To date, the adoption on a large scale of plant-, insect- or fungi-based protein sources has been slow, calling for a better understanding of key factors at the consumer and broader infrastructural level.

The EU-funded LIKE-A-PRO project is on a mission to accelerate the adoption of alternative proteins by considering how to increase their availability, accessibility and consumption. The project explores this opportunity by supporting the development of new products, understanding consumer acceptance and supporting relevant stakeholders in their efforts to accelerate their adoption.

As part of the project, a series of studies have been conducted to better understand the enablers and barriers to shifting to alternative protein sources, specifically pertaining to consumer acceptance of alternative protein products.

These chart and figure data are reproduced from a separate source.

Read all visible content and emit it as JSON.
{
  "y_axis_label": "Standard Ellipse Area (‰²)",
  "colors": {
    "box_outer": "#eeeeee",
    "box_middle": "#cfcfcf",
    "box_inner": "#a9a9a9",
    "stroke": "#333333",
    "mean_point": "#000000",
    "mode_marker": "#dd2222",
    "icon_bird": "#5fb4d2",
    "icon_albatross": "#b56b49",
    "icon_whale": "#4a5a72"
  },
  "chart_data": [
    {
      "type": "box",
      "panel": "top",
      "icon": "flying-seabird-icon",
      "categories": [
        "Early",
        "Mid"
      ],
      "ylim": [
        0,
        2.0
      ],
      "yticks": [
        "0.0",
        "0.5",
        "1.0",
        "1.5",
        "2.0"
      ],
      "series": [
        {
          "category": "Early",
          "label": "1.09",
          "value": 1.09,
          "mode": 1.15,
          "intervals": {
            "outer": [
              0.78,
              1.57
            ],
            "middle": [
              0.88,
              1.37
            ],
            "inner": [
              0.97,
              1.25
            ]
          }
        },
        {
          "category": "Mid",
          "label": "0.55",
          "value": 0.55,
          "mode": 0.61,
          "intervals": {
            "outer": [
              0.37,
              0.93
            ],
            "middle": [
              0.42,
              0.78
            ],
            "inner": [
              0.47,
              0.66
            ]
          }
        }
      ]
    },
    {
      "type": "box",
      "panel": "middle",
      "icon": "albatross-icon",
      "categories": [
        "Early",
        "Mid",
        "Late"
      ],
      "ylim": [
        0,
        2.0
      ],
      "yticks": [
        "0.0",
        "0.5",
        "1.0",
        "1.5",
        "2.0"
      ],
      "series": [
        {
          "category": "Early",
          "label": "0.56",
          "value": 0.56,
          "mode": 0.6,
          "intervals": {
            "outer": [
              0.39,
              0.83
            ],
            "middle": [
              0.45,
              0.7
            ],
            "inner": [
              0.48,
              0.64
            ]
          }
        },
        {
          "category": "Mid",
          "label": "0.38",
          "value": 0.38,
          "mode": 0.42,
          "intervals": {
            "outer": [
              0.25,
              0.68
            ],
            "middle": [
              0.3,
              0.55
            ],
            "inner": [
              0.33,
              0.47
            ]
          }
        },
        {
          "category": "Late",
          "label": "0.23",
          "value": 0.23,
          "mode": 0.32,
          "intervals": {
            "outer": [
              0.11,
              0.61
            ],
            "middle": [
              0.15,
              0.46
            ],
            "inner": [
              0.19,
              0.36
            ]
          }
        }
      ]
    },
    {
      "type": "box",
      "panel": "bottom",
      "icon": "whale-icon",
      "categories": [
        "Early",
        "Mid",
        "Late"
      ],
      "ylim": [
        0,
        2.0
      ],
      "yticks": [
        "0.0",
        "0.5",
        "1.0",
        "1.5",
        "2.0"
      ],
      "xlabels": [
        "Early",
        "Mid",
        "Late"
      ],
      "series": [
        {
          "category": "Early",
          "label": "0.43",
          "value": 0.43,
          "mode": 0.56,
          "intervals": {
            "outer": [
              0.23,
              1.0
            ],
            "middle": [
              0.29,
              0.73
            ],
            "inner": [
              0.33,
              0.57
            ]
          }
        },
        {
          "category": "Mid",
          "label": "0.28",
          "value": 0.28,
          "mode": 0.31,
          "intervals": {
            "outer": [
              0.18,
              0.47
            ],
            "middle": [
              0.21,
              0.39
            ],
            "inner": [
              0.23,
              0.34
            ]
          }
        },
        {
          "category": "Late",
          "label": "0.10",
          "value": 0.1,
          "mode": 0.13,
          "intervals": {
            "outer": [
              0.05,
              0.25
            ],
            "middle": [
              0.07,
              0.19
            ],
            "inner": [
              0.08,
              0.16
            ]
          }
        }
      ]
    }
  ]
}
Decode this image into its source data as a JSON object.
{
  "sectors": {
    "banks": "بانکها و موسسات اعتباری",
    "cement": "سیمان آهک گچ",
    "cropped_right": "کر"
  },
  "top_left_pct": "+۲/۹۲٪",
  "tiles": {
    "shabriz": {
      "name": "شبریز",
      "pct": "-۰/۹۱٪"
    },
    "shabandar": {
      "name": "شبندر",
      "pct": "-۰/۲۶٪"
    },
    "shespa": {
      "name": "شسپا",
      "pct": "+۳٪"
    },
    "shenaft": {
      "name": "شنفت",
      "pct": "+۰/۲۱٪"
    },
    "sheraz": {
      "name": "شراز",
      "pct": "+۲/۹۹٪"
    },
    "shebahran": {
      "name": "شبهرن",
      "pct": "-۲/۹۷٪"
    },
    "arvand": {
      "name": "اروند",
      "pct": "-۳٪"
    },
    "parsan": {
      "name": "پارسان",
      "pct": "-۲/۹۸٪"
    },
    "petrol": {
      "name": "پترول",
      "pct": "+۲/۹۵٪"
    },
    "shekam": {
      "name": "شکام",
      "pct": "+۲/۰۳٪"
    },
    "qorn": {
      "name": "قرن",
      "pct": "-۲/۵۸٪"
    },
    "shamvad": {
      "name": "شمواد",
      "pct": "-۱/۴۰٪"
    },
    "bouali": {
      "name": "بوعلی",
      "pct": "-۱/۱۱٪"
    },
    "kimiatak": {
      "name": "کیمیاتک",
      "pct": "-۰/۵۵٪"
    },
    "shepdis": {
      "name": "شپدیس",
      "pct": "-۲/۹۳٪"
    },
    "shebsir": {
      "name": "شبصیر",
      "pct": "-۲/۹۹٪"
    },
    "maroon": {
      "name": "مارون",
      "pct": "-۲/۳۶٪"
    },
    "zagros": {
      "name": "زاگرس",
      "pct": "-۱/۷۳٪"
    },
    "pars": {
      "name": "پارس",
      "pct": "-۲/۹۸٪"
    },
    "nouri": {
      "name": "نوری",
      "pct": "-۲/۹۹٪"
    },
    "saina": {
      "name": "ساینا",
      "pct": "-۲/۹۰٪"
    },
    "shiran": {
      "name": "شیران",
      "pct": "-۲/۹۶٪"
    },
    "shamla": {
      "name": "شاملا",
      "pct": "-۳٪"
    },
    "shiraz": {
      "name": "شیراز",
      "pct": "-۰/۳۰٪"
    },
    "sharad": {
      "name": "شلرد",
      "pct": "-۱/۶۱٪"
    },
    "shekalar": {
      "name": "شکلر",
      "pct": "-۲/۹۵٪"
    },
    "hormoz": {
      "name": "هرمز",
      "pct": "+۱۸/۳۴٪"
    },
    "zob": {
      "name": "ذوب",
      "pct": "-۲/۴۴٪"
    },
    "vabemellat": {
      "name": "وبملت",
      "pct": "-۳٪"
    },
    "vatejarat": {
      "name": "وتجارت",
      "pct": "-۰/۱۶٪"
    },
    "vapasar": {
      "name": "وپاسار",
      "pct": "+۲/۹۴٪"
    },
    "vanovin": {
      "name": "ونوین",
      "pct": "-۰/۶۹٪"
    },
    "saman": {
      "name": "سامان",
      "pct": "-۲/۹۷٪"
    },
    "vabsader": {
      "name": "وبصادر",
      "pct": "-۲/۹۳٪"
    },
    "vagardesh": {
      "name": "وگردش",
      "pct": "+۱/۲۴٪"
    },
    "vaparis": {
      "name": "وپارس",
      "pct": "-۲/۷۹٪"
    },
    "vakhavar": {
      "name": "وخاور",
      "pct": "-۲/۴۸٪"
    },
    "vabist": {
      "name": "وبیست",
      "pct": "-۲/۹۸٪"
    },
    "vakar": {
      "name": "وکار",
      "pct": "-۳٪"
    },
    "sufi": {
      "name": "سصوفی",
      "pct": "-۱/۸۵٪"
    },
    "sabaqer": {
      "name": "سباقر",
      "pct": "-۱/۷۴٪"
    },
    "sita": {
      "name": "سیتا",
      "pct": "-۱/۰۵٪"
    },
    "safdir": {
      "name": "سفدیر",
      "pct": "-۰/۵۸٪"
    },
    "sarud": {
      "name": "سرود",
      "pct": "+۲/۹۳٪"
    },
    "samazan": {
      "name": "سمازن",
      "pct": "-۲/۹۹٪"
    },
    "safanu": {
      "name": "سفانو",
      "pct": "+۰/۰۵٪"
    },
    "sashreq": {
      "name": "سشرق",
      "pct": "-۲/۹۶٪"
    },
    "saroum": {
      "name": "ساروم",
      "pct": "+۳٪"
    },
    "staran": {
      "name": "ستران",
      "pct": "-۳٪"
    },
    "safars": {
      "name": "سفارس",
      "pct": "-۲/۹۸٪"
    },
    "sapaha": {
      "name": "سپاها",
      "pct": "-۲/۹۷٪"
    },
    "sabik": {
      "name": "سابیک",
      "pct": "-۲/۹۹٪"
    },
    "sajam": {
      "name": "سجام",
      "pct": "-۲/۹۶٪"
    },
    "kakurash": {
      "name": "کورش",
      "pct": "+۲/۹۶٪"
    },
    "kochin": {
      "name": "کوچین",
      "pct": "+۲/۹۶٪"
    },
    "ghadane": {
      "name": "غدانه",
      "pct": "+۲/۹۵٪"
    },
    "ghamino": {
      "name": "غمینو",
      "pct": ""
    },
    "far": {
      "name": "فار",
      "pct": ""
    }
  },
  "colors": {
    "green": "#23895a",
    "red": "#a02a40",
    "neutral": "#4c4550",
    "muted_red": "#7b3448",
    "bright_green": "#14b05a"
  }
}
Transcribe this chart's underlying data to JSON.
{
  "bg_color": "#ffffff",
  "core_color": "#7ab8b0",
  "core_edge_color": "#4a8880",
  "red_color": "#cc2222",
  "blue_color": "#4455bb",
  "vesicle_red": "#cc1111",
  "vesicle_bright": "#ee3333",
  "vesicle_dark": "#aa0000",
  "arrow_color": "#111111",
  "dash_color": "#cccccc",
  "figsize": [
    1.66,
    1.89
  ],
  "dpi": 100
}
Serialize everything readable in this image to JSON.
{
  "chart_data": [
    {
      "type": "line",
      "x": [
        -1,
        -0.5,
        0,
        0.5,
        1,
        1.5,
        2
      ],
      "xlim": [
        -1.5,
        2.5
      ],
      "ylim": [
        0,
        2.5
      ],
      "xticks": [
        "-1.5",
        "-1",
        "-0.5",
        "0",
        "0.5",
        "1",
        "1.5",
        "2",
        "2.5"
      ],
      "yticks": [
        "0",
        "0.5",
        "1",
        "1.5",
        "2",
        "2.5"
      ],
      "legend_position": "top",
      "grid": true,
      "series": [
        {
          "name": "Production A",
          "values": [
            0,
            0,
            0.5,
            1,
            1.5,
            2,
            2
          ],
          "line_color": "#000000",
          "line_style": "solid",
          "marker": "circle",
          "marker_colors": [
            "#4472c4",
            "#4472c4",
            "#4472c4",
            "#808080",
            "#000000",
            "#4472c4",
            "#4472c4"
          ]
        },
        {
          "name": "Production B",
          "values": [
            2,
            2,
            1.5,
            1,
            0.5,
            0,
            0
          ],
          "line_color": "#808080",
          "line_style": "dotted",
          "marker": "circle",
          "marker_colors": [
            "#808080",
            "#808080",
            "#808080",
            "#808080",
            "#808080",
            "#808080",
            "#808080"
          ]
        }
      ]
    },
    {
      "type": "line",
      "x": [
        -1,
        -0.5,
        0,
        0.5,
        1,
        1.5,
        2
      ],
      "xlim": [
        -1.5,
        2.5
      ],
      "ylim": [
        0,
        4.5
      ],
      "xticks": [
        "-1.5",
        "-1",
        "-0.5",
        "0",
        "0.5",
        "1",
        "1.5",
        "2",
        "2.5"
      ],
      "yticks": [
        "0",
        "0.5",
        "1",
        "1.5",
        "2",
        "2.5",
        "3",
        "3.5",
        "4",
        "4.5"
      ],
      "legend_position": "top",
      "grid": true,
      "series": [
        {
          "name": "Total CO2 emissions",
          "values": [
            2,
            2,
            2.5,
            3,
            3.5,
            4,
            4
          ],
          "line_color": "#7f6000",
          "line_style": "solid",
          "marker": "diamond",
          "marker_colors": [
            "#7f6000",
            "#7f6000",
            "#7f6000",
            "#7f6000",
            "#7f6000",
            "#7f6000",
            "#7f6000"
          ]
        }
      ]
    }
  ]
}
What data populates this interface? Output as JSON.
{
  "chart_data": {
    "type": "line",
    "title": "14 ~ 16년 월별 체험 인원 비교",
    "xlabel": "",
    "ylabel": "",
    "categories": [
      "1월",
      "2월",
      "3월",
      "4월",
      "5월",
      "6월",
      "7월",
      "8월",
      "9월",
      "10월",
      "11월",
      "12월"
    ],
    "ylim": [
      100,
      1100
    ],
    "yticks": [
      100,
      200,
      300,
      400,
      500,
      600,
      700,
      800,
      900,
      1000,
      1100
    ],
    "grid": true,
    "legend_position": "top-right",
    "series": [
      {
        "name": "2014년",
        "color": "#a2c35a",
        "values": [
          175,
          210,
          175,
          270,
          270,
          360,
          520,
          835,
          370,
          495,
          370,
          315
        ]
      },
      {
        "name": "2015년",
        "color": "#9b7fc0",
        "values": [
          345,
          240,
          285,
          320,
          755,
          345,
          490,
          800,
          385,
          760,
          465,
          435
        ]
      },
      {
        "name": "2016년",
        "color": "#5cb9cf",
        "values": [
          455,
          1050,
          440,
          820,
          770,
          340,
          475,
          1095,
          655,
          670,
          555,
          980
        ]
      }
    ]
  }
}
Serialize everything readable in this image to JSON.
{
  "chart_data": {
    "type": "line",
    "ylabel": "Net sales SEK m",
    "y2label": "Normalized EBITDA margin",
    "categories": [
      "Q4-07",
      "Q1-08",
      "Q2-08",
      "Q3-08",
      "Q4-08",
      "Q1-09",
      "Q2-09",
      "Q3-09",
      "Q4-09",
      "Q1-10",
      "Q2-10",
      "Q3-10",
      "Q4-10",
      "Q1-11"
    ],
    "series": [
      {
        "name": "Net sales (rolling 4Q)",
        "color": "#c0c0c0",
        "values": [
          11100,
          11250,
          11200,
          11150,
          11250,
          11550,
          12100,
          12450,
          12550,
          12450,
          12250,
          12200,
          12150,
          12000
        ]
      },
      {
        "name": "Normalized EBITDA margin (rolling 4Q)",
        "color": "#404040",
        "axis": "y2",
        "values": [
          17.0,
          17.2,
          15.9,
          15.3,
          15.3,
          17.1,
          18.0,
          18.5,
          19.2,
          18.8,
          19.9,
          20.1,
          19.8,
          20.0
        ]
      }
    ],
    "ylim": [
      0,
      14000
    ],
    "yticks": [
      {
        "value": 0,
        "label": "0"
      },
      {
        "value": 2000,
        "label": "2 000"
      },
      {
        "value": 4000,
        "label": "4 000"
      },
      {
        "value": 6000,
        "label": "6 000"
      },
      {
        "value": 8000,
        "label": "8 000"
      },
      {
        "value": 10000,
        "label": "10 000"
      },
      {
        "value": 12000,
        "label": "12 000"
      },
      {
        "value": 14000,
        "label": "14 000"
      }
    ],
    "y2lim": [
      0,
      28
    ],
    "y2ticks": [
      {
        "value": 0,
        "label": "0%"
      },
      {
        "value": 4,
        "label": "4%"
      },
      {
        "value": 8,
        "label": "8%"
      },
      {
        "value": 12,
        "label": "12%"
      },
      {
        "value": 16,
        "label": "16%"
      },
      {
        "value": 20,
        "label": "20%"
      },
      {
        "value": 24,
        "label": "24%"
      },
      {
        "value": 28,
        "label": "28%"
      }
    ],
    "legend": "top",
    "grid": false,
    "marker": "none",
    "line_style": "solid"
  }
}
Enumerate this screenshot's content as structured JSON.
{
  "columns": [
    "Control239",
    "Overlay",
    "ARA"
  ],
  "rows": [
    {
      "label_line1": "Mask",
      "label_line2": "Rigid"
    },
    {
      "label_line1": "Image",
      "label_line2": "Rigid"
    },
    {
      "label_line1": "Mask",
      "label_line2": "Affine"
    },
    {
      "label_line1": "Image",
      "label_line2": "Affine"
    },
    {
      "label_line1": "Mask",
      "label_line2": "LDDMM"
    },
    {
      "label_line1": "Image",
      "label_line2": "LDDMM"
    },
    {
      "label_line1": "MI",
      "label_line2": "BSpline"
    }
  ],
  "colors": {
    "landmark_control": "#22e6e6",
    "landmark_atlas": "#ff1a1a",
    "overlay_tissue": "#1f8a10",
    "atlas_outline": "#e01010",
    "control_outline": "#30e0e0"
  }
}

Accordingly, some of the key factors influencing consumer acceptance are the availability and accessibility of alternative protein products in various food environments, including factors such as good marketing and communication frames, attractive pricing or the ability of consumers to replace and cook with the alternative protein ingredients.

Furthermore, perceptions can be crucial enablers, in particular positively perceived nutritional or health value and/or environmental impact, good taste and texture, and positive cultural or social norms.

Food labelling appears to have a positive influence. These factors can act both as enabling or inhibiting factors and can be tied to both the individual and system level.

Based on these insights, the LIKE-A-PRO project team has created summaries for key stakeholders such as industry, policymakers, civil society organisations (CSOs) and academia, including some key recommendations for initial actions from these decision makers:

  • Industry actors (across the value chain) play an important role in developing new protein sources through research and development related to taste, texture and nutritional quality. They are also in the position to create innovative and consumer-centric marketing campaigns, ensure strategic product placement, and use food labelling and certifications to increase consumer trust towards alternative proteins.
  • Policymakers can support the transition through targeted educational campaigns and guidelines, facilitate the production and distribution of alternative protein products, allocate more funding for further research and innovation, and support labelling schemes in the EU.
  • CSOs play a key role in the transition to alternative protein-based diets as gatekeepers between consumers and other market players. Accordingly, they can positively impact both consumer acceptance through, for instance, engagement and awareness-raising activities and then drive impartial research and evidence on the positive effects of alternative protein sources. CSOs are also in the position to engage in advocacy for enabling policies and other market solutions.
  • Academia can invest in research focused on alternative proteins to improve evidence-based information, production methods and quality of alternative protein products. They also play an important role in improving public awareness, for instance through educational programmes, student initiatives, or campus-based food offering.